Kristine Beaulieu; Mark Hopkins; Catherine Gibbons; Pauline Oustric; Phillipa Caudwell; John Blundell; Grahamfinlayson


Med Sci Sports Exerc. 2020;52(4):900-908. 

In This Article


In inactive individuals with overweight and obesity, a 12-wk exercise intervention reduced wanting scores for high-fat foods and trait binge eating relative to nonexercising controls. A reduction in trait disinhibition with exercise was apparent but to a lesser degree. The intervention improved body composition in the exercisers compared with the nonexercising controls.
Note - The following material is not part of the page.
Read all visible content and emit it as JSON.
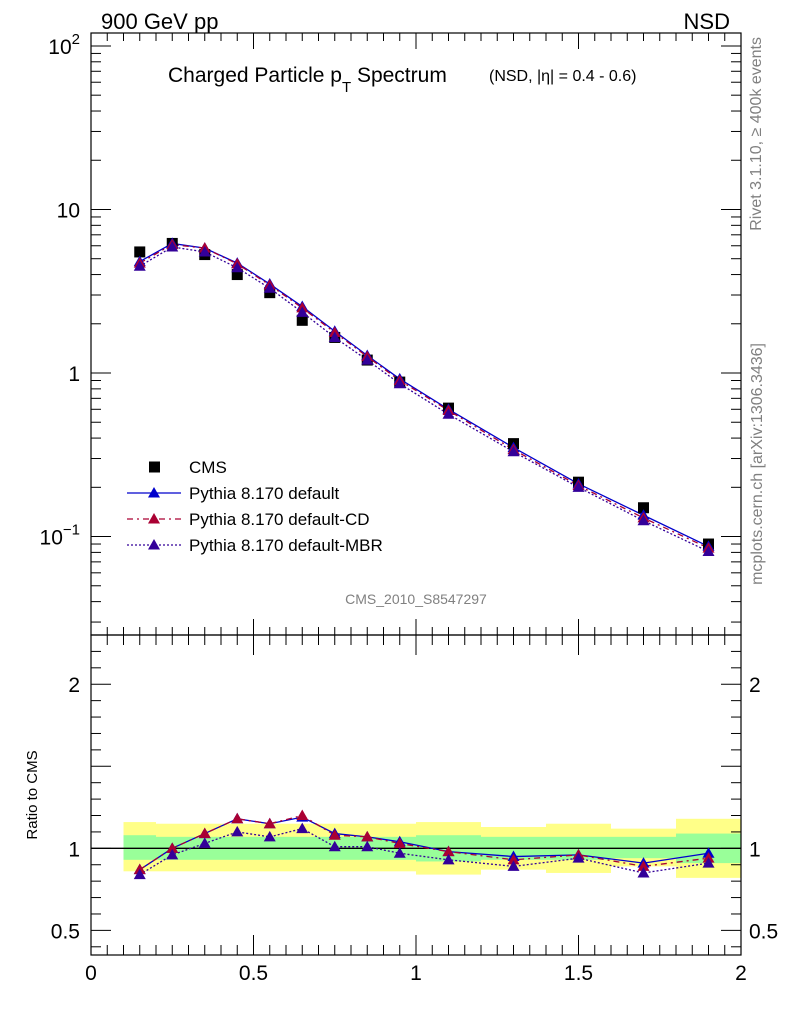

Taken together with previous work on the effect of physical activity on appetite, our cautious interpretation is that exercise training, in general, enhances appetite control through an effect on homeostatic and hedonic processes occurring around an eating episode and has an improved effect on more enduring eating behavior traits promoting overconsumption. Whether these trait effects are dependent on changes in body weight/composition remains to be fully understood. Furthermore, it cannot be claimed that such an improvement will be seen in all people undertaking exercise. The effects of exercise on the body are complex and involve simultaneous physiological adjustments. Effects should be treated cautiously, and our modest interpretation is that exercise has the potential to generate biological signals that cause adaptation to the dietary environment; this will be greater in some individuals than in others. Despite the degree of uncertainty in the outcomes, we feel that it is important to continue to attempt to understand a complicated situation and to openly debate the findings.